9. Em Fevereiro de 2009, a liberdade neoliberal do colonial Estado-nação monocultural é repentinamente posta em crise pela reconstituição da liberdade comunitária, através de um Estado plurinacional de caráter descolonial. Então, os protestos e as mobilizações dos mestiços colonizados, das classes coloniais e dos intelectuais burgueses ou alienados não se fazem esperar. E de cara eles começam a sentir talvez o mesmo que nós sentimos quando fomos submetidos e educados à força pelos europeus. Às vezes parece certo que, finalmente, os últimos serão os primeiros.

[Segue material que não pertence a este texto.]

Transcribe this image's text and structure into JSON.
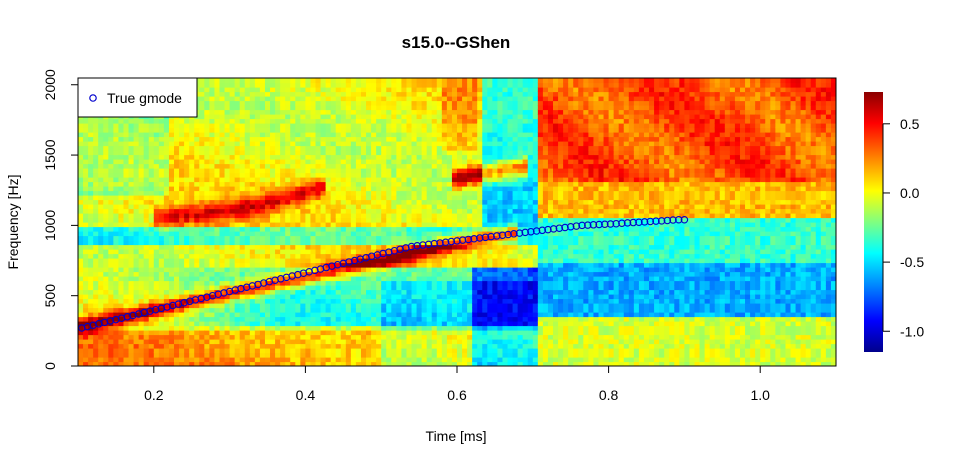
{
  "chart_data": {
    "type": "heatmap",
    "title": "s15.0--GShen",
    "xlabel": "Time [ms]",
    "ylabel": "Frequency [Hz]",
    "xlim": [
      0.1,
      1.1
    ],
    "ylim": [
      0,
      2048
    ],
    "x_ticks": [
      0.2,
      0.4,
      0.6,
      0.8,
      1.0
    ],
    "x_tick_labels": [
      "0.2",
      "0.4",
      "0.6",
      "0.8",
      "1.0"
    ],
    "y_ticks": [
      0,
      500,
      1000,
      1500,
      2000
    ],
    "y_tick_labels": [
      "0",
      "500",
      "1000",
      "1500",
      "2000"
    ],
    "colorbar": {
      "range": [
        -1.15,
        0.73
      ],
      "ticks": [
        0.5,
        0.0,
        -0.5,
        -1.0
      ],
      "tick_labels": [
        "0.5",
        "0.0",
        "-0.5",
        "-1.0"
      ],
      "colors": [
        "#00008b",
        "#0000ff",
        "#0080ff",
        "#00ffff",
        "#80ff80",
        "#ffff00",
        "#ff8000",
        "#ff0000",
        "#8b0000"
      ]
    },
    "legend": {
      "position": "top-left",
      "entries": [
        "True gmode"
      ]
    },
    "series": [
      {
        "name": "True gmode",
        "marker": "open-circle",
        "color": "#0000cd",
        "start_x": 0.105,
        "step_x": 0.0075,
        "y": [
          270,
          280,
          290,
          300,
          310,
          320,
          330,
          340,
          350,
          360,
          370,
          380,
          390,
          400,
          410,
          420,
          430,
          440,
          450,
          460,
          470,
          480,
          490,
          500,
          510,
          520,
          530,
          540,
          550,
          560,
          570,
          580,
          590,
          600,
          610,
          620,
          630,
          640,
          650,
          660,
          670,
          680,
          690,
          700,
          710,
          720,
          730,
          740,
          750,
          760,
          770,
          780,
          790,
          800,
          810,
          820,
          830,
          840,
          850,
          855,
          860,
          865,
          870,
          875,
          880,
          885,
          890,
          895,
          900,
          905,
          910,
          915,
          920,
          925,
          930,
          935,
          940,
          945,
          950,
          955,
          960,
          965,
          970,
          975,
          980,
          985,
          990,
          995,
          1000,
          1002,
          1004,
          1006,
          1008,
          1010,
          1012,
          1015,
          1018,
          1020,
          1022,
          1025,
          1028,
          1030,
          1032,
          1035,
          1038,
          1040,
          1040
        ]
      }
    ],
    "ridges": [
      {
        "label": "main",
        "points": [
          [
            0.1,
            280
          ],
          [
            0.3,
            520
          ],
          [
            0.5,
            750
          ],
          [
            0.6,
            880
          ],
          [
            0.68,
            950
          ]
        ]
      },
      {
        "label": "upper",
        "points": [
          [
            0.2,
            1050
          ],
          [
            0.3,
            1100
          ],
          [
            0.43,
            1280
          ]
        ]
      },
      {
        "label": "high",
        "points": [
          [
            0.59,
            1330
          ],
          [
            0.69,
            1420
          ]
        ]
      }
    ]
  }
}
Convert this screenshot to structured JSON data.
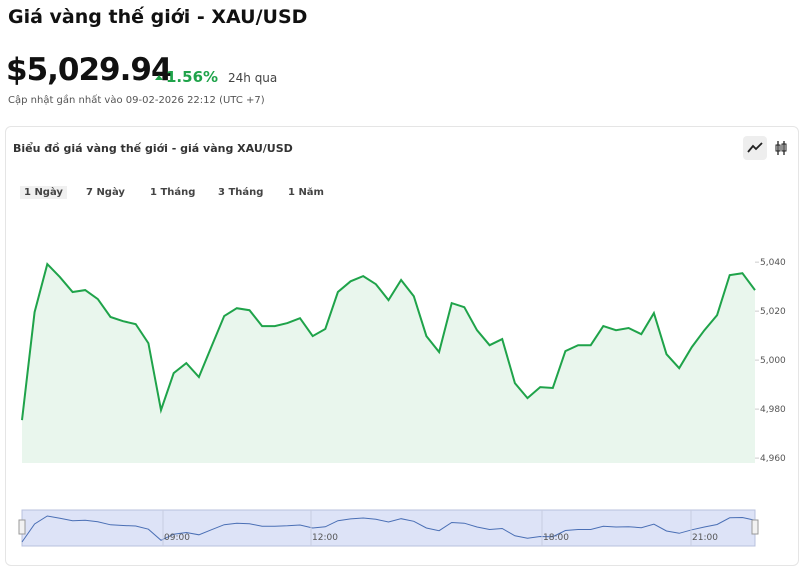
{
  "header": {
    "title": "Giá vàng thế giới - XAU/USD",
    "price": "$5,029.94",
    "change": "1.56%",
    "change_period": "24h qua",
    "updated": "Cập nhật gần nhất vào 09-02-2026 22:12 (UTC +7)"
  },
  "card": {
    "title": "Biểu đồ giá vàng thế giới - giá vàng XAU/USD",
    "tabs": [
      "1 Ngày",
      "7 Ngày",
      "1 Tháng",
      "3 Tháng",
      "1 Năm"
    ],
    "selected_tab": 0
  },
  "chart_data": {
    "type": "area",
    "color": "#1fa34a",
    "values": [
      4975.5,
      5019.6,
      5039.2,
      5033.9,
      5027.8,
      5028.6,
      5024.9,
      5017.6,
      5015.9,
      5014.7,
      5006.9,
      4979.6,
      4994.7,
      4998.8,
      4993.1,
      5005.7,
      5018.0,
      5021.2,
      5020.4,
      5013.9,
      5013.9,
      5015.1,
      5017.1,
      5009.8,
      5012.7,
      5027.8,
      5032.2,
      5034.3,
      5031.0,
      5024.5,
      5032.7,
      5026.1,
      5009.8,
      5003.3,
      5023.3,
      5021.6,
      5012.2,
      5006.1,
      5008.6,
      4990.6,
      4984.5,
      4989.0,
      4988.6,
      5003.7,
      5006.1,
      5006.1,
      5013.9,
      5012.2,
      5013.1,
      5010.6,
      5019.2,
      5002.4,
      4996.7,
      5005.3,
      5012.2,
      5018.4,
      5034.7,
      5035.5,
      5028.6
    ],
    "ylim": [
      4958,
      5047
    ],
    "yticks": [
      {
        "value": 4960,
        "label": "4,960"
      },
      {
        "value": 4980,
        "label": "4,980"
      },
      {
        "value": 5000,
        "label": "5,000"
      },
      {
        "value": 5020,
        "label": "5,020"
      },
      {
        "value": 5040,
        "label": "5,040"
      }
    ],
    "navigator_labels": [
      "09:00",
      "12:00",
      "18:00",
      "21:00"
    ]
  }
}
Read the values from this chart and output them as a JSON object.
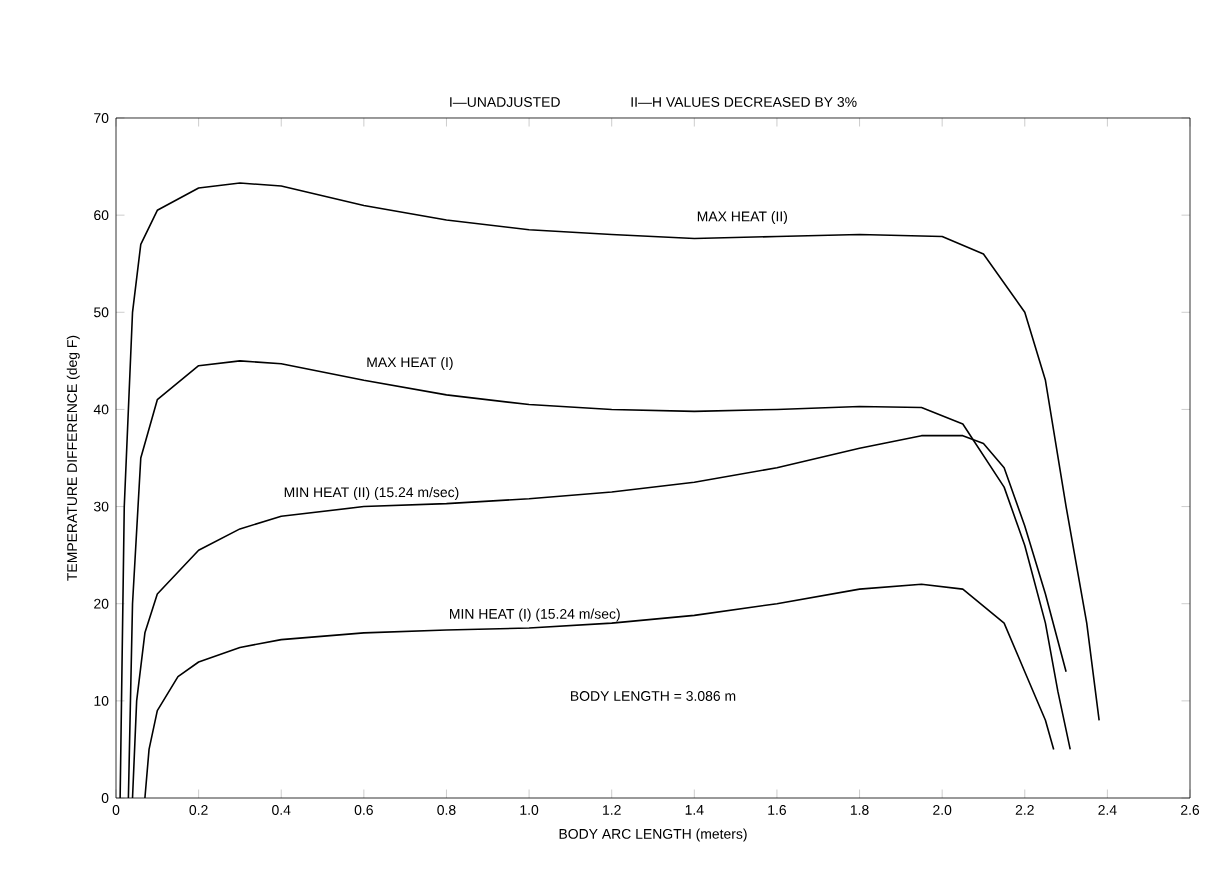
{
  "chart_data": {
    "type": "line",
    "title": "I—UNADJUSTED",
    "subtitle": "II—H VALUES DECREASED BY 3%",
    "xlabel": "BODY ARC LENGTH (meters)",
    "ylabel": "TEMPERATURE DIFFERENCE (deg F)",
    "xlim": [
      0,
      2.6
    ],
    "ylim": [
      0,
      70
    ],
    "xticks": [
      0,
      0.2,
      0.4,
      0.6,
      0.8,
      {
        "value": 1,
        "label": "1.0"
      },
      1.2,
      1.4,
      1.6,
      1.8,
      {
        "value": 2,
        "label": "2.0"
      },
      2.2,
      2.4,
      2.6
    ],
    "yticks": [
      0,
      10,
      20,
      30,
      40,
      50,
      60,
      70
    ],
    "grid": false,
    "legend": false,
    "marker": "none",
    "line_style": "solid",
    "annotations": [
      "BODY LENGTH = 3.086 m"
    ],
    "series": [
      {
        "name": "MAX HEAT (II)",
        "color": "#000000",
        "x": [
          0.01,
          0.02,
          0.04,
          0.06,
          0.1,
          0.2,
          0.3,
          0.4,
          0.6,
          0.8,
          1.0,
          1.2,
          1.4,
          1.6,
          1.8,
          2.0,
          2.1,
          2.2,
          2.25,
          2.3,
          2.35,
          2.38
        ],
        "values": [
          0,
          30,
          50,
          57,
          60.5,
          62.8,
          63.3,
          63,
          61,
          59.5,
          58.5,
          58,
          57.6,
          57.8,
          58,
          57.8,
          56,
          50,
          43,
          30,
          18,
          8
        ]
      },
      {
        "name": "MAX HEAT (I)",
        "color": "#000000",
        "x": [
          0.03,
          0.04,
          0.06,
          0.1,
          0.2,
          0.3,
          0.4,
          0.6,
          0.8,
          1.0,
          1.2,
          1.4,
          1.6,
          1.8,
          1.95,
          2.05,
          2.15,
          2.2,
          2.25,
          2.28,
          2.31
        ],
        "values": [
          0,
          20,
          35,
          41,
          44.5,
          45,
          44.7,
          43,
          41.5,
          40.5,
          40,
          39.8,
          40,
          40.3,
          40.2,
          38.5,
          32,
          26,
          18,
          11,
          5
        ]
      },
      {
        "name": "MIN HEAT (II) (15.24 m/sec)",
        "color": "#000000",
        "x": [
          0.04,
          0.05,
          0.07,
          0.1,
          0.2,
          0.3,
          0.4,
          0.6,
          0.8,
          1.0,
          1.2,
          1.4,
          1.6,
          1.8,
          1.95,
          2.05,
          2.1,
          2.15,
          2.2,
          2.25,
          2.3
        ],
        "values": [
          0,
          10,
          17,
          21,
          25.5,
          27.7,
          29,
          30,
          30.3,
          30.8,
          31.5,
          32.5,
          34,
          36,
          37.3,
          37.3,
          36.5,
          34,
          28,
          21,
          13
        ]
      },
      {
        "name": "MIN HEAT (I) (15.24 m/sec)",
        "color": "#000000",
        "x": [
          0.07,
          0.08,
          0.1,
          0.15,
          0.2,
          0.3,
          0.4,
          0.6,
          0.8,
          1.0,
          1.2,
          1.4,
          1.6,
          1.8,
          1.95,
          2.05,
          2.15,
          2.2,
          2.25,
          2.27
        ],
        "values": [
          0,
          5,
          9,
          12.5,
          14,
          15.5,
          16.3,
          17,
          17.3,
          17.5,
          18,
          18.8,
          20,
          21.5,
          22,
          21.5,
          18,
          13,
          8,
          5
        ]
      }
    ]
  }
}
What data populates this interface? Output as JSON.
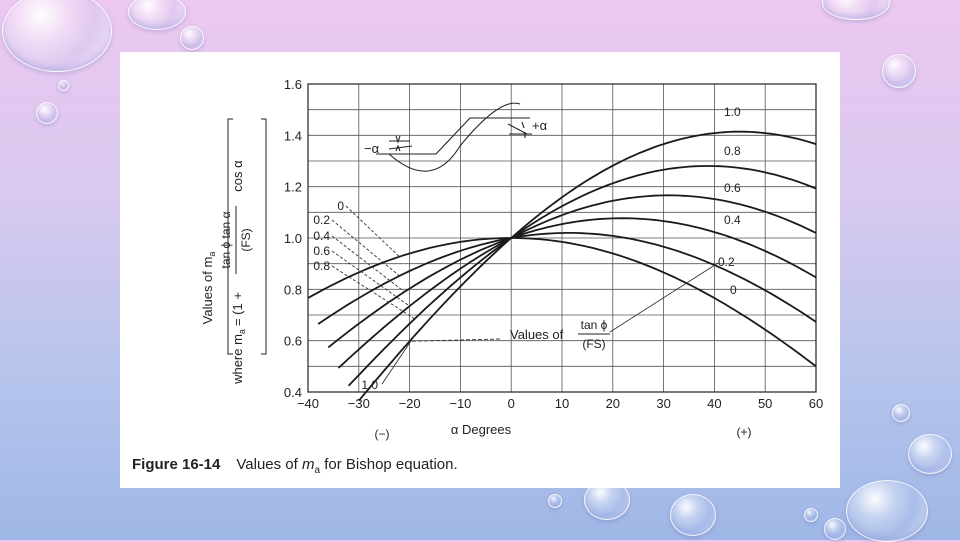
{
  "figure": {
    "number": "Figure 16-14",
    "caption_prefix": "Values of ",
    "caption_symbol": "m",
    "caption_subscript": "a",
    "caption_suffix": " for Bishop equation."
  },
  "chart_data": {
    "type": "line",
    "title": "",
    "xlabel": "α Degrees",
    "xlabel_negative": "(−)",
    "xlabel_positive": "(+)",
    "ylabel": {
      "main": "Values of m",
      "main_sub": "a",
      "where": "where m",
      "where_sub": "a",
      "formula_lead": "= (1 +",
      "numerator": "tan ϕ tan α",
      "denominator": "(FS)",
      "trailing": "cos α"
    },
    "xlim": [
      -40,
      60
    ],
    "ylim": [
      0.4,
      1.6
    ],
    "x_ticks": [
      -40,
      -30,
      -20,
      -10,
      0,
      10,
      20,
      30,
      40,
      50,
      60
    ],
    "x_tick_labels": [
      "−40",
      "−30",
      "−20",
      "−10",
      "0",
      "10",
      "20",
      "30",
      "40",
      "50",
      "60"
    ],
    "y_ticks": [
      0.4,
      0.6,
      0.8,
      1.0,
      1.2,
      1.4,
      1.6
    ],
    "y_tick_labels": [
      "0.4",
      "0.6",
      "0.8",
      "1.0",
      "1.2",
      "1.4",
      "1.6"
    ],
    "x_grid": [
      -40,
      -30,
      -20,
      -10,
      0,
      10,
      20,
      30,
      40,
      50,
      60
    ],
    "y_grid": [
      0.4,
      0.5,
      0.6,
      0.7,
      0.8,
      0.9,
      1.0,
      1.1,
      1.2,
      1.3,
      1.4,
      1.5,
      1.6
    ],
    "grid": true,
    "series": [
      {
        "name": "0",
        "x_range": [
          -40,
          60
        ]
      },
      {
        "name": "0.2",
        "x_range": [
          -38,
          60
        ]
      },
      {
        "name": "0.4",
        "x_range": [
          -36,
          60
        ]
      },
      {
        "name": "0.6",
        "x_range": [
          -34,
          60
        ]
      },
      {
        "name": "0.8",
        "x_range": [
          -32,
          60
        ]
      },
      {
        "name": "1.0",
        "x_range": [
          -30,
          60
        ]
      }
    ],
    "annotation_title": "Values of",
    "annotation_frac_num": "tan ϕ",
    "annotation_frac_den": "(FS)",
    "left_labels": [
      "0",
      "0.2",
      "0.4",
      "0.6",
      "0.8"
    ],
    "bottom_label": "1.0",
    "right_labels": [
      "1.0",
      "0.8",
      "0.6",
      "0.4",
      "0.2",
      "0"
    ],
    "inset": {
      "plus_alpha": "+α",
      "minus_alpha": "−α"
    }
  }
}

Eles, os ocidentalizados, descobriram que a sua concepção de liberdade está em perigo. Por isso, a oligarquia está disposta a sacrificar vidas alheias por essa liberdade que tanta corrupção, suborno, vingança e chantagem lhes custou. Os nossos antepassados, Tupak Katari, Bartolina Sisa ou tantos outros e outras, foram infinitamente mais honrados: não ofereceram vidas alheias, mas as próprias, para restabelecer uma liberdade cujo destino era sempre preservar o Sumaj Kawsay e o Suma Qamaña. Porque os oligarcas e os políticos de direita não fazem o mesmo pela sua “liberdade”? Porque, em vez de darem faces alheias, não dão as suas? A que se deve que eles não possam sacrificar um pouco do seu sangue por uma liberdade que tanta mentira mediática e jornalismo perverso lhes custa? A sua cobardia é uma prova de que, talvez, a sua concepção de liberdade não seja tão valiosa como acreditam.

 

10. Nós, os quéchuas e os aymaras, acreditamos que se iniciou a época da conquista e da dominação da liberdade neoliberal por parte da liberdade comunitária dos povos indígenas. A pergunta é se devemos proceder “olho por olho e dente por dente”, conforme o ditame do Antigo Testamento dos crentes católicos, ou antes aceitar que chegou a hora de os mestiços colonizados, a classe média e a oligarquia aceitarem aprender também de nós, já que eles não têm uma cultura historicamente própria para ensinar. A segunda opção é saudável e não custará tanto cinismo, hipocrisia ou falsidade como a liberdade colonial do mundo ocidental instalada na ex república da Bolívia. Lutar por esse tipo de liberdade, aquela que serve só para dar glórias ao “eu”, conduz unicamente à morte, pois um dos imperativos para a sua realização é a tendência para a suspensão política da ética (comunitária, claro): a exclusão e/ou eliminação de outros “eus” às vezes por vias honradas. Estar dispostos a aprender a concepção comunitária de liberdade, por sua vez, conduz a todos ao Sumaj Kawsay, Suma Qamaña ou Viver bem em sociedade ou comunidade.

 

11. O tempo para que os mestiços e os oligarcas sejam terrivelmente generosos connosco, os quéchuas, aymaras ou guaranis, deve chegar ao seu fim. A vida de um herói mestiço ou crioulo não vale mais do que a morte de um indígena. Em todo o caso, vários séculos de luta pela liberdade comunitária, para nós, são mais importantes do que um dia de hora cívica na história dos mestiços, da classe média e da oligarquia do ex Estado colonial e neoliberal dos séculos XIX e XX.